Oh, and let's not forget:
It flies through the air, at 40,000 feet, at 600 miles per hour. It may encounter bad weather or turbulence, causing intensive shaking of the contents for a prolonged period of time.
When all is said and done, it's a miracle anything gets anywhere unscathed, "fragile" sticker notwithstanding.
The technology exists to read the fragile tag on the belt, it simply is not worth the cost or considered necessary by airports or airlines.
"It is packed in the cargo hold by humans" Actually, for larger planes, it is packed into a cargo container by humans and the container is loaded into the plane. Imagine how long it would take to load 450 people's bags onto a 747, one at a time. Also, it's largely irrelevant that the bag is flying at 40,000ft or at 600mph.
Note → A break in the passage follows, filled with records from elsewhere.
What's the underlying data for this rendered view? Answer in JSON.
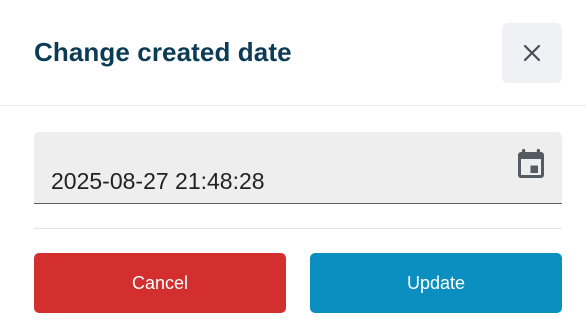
{
  "dialog": {
    "title": "Change created date",
    "close_icon": "close-icon"
  },
  "date_field": {
    "value": "2025-08-27 21:48:28",
    "icon": "calendar-icon"
  },
  "actions": {
    "cancel_label": "Cancel",
    "update_label": "Update"
  },
  "colors": {
    "title": "#0b3b55",
    "cancel": "#d32f2f",
    "update": "#0b8fc0",
    "field_bg": "#eeeeee"
  }
}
Merely travelling at speed doesn't damage things, the cargo hold is pressurized and most flights don't encounter turbulence severe enough to damage things.
@dpollitt A 'fragile' flag could be added to the luggage tag, so that the bag is routed in smoother way.
And no guarantee that the handler even uses the equipment properly. I watched a gate check bag lifted over a one-meter high rall and dropped onto the other side, when the rail had a hole designed to allow sliding the bag through it. I have seen bags tossed into the air in order to land on a stack higher than the handler's head. How much weight is on the items on the bottom of the stack? The parts bent on my bicycle could not be unbent by me (85 kg) jumping on them.